Adam Buxton: Kernel Panic
Maximum stupidity and joyous silliness from tech-heavy video show
This article is from 2013.
The title 'Kernel Panic' is derived from the technical term when everything with your computer goes pear shaped. It's the one thing that certainly doesn't happen in Buxton's show – apart from the obligatory 'oh no the MacBook's crashed gag'. But then The List were in on the final night of his four-night run at the Fringe, so there had been plenty of time to smooth out any technical wrinkles, and besides Buxton's been tinkering with the internet since it was in its infancy and is so teched-up, rumour has it he has a bionic arm.
'Kernel Panic' is of the same ilk as the material that he has been regularly showcasing at his Bug shows at the BFI in London over the last six years. There may be grey in the beard these days but the joyous silliness of his Adam and Joe days is still very much in evidence as we take a intrusive trawl through Buxton's My Documents. There's plenty to see and probably many gags that you miss first time around.
A great deal of the material is derived from Buxton's doctoring for maximum stupidity of things he's found on the internet as well as adding a few films of his own. There are songs inspired by bald men and a whole tribute to David Bowie which at last pokes fun at the bizarre, rather Bo-selector -esque, 'Where Are We Now?' video. It's surprising how funny you can make something by simply pulling a face or dancing daftly.

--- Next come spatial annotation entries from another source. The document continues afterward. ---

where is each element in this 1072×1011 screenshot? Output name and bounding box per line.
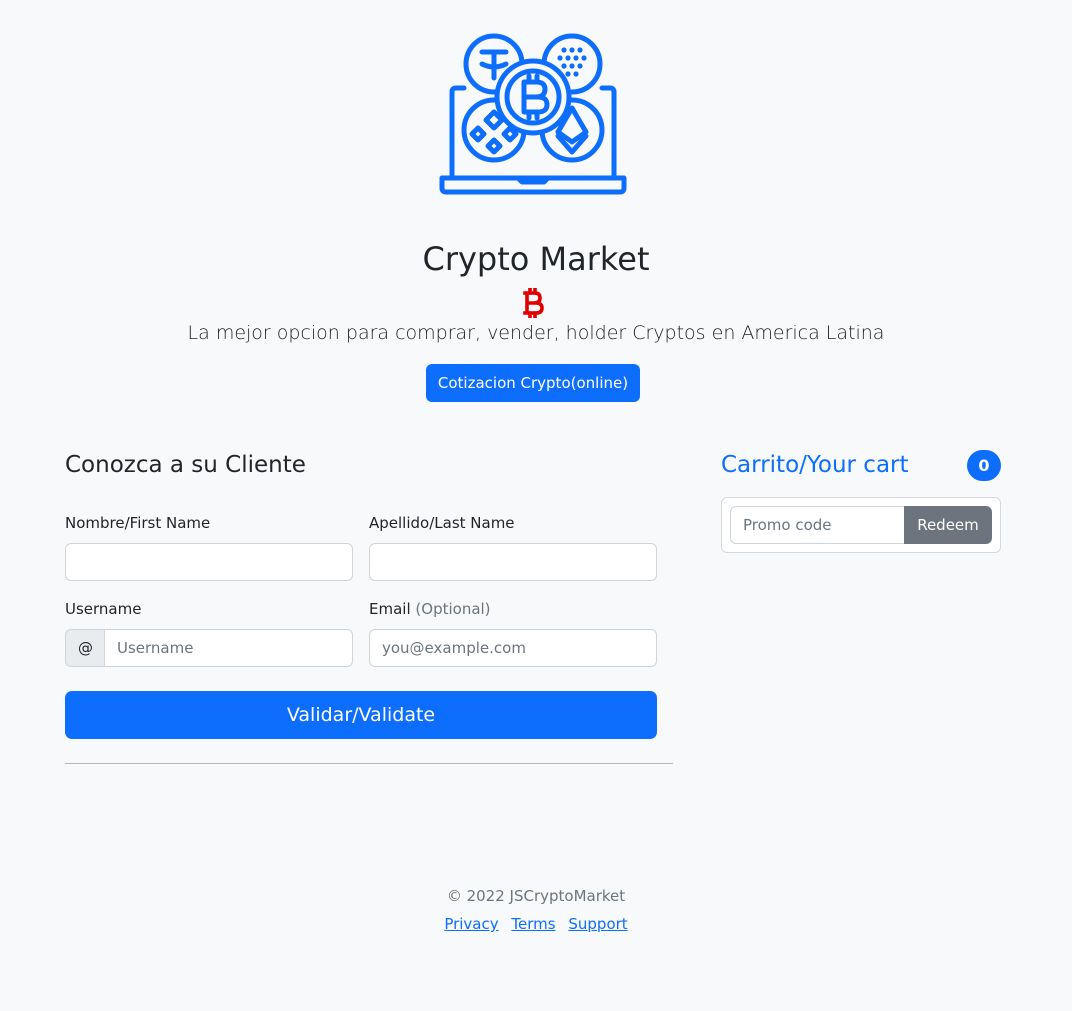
- first-name-label: Nombre/First Name: [65, 514, 211, 532]
- email-label-text: Email: [369, 600, 411, 618]
- privacy-link[interactable]: Privacy: [444, 915, 498, 933]
- support-link[interactable]: Support: [568, 915, 627, 933]
- terms-link[interactable]: Terms: [511, 915, 555, 933]
- username-input[interactable]: [104, 629, 353, 667]
- last-name-label: Apellido/Last Name: [369, 514, 515, 532]
- laptop-crypto-coins-icon: [439, 33, 627, 195]
- crypto-quote-button[interactable]: Cotizacion Crypto(online): [426, 364, 640, 402]
- validate-button[interactable]: Validar/Validate: [65, 691, 657, 739]
- email-label: Email (Optional): [369, 599, 491, 619]
- form-title: Conozca a su Cliente: [65, 452, 306, 478]
- page-title: Crypto Market: [422, 240, 650, 278]
- username-at-prefix: @: [65, 629, 105, 667]
- email-input[interactable]: [369, 629, 657, 667]
- redeem-button[interactable]: Redeem: [904, 506, 992, 544]
- cart-title: Carrito/Your cart: [721, 452, 909, 478]
- copyright-text: © 2022 JSCryptoMarket: [446, 887, 626, 905]
- bitcoin-icon: [523, 288, 544, 318]
- form-divider: [65, 763, 673, 764]
- username-label: Username: [65, 600, 142, 618]
- email-optional-hint: (Optional): [415, 600, 491, 618]
- promo-code-input[interactable]: [730, 506, 905, 544]
- first-name-input[interactable]: [65, 543, 353, 581]
- hero-tagline: La mejor opcion para comprar, vender, ho…: [187, 322, 885, 344]
- cart-count-badge: 0: [967, 450, 1001, 481]
- page: Crypto Market La mejor opcion para compr…: [0, 0, 1072, 1011]
- footer-links: Privacy Terms Support: [0, 913, 1072, 935]
- last-name-input[interactable]: [369, 543, 657, 581]
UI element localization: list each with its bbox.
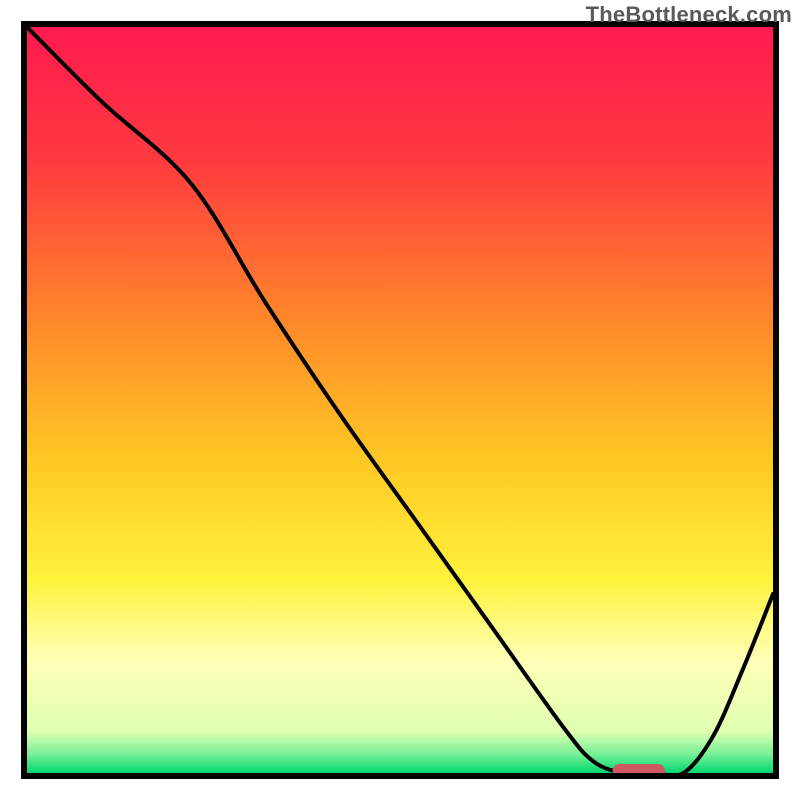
- plot-area: [21, 21, 779, 779]
- bottleneck-curve: [27, 27, 773, 773]
- optimum-marker: [613, 764, 665, 773]
- watermark-text: TheBottleneck.com: [586, 2, 792, 28]
- chart-overlay: [27, 27, 773, 773]
- chart-stage: TheBottleneck.com: [0, 0, 800, 800]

In addition a chunk of the material derives laughs from the kind of bozo comments people leave on YouTube in response to films – there's a brilliant and rather simplistic explanation of the racial demographic of the whole of the African continent for example. For many of these there's really little else for Buxton to do once he's sourced them and edited them than to put on a silly voice to express them.
Nothing escapes Buxton's fiddling, there's even some visuals to go with Assembly's compulsory top of show announcement and the old TV test card has been doctored too.
Plus, there's a glimpse of the next Buxton generation as he's roped in his kids to help out in a couple of the skits. How long before they're doing there own Fringe show, Macs in hand?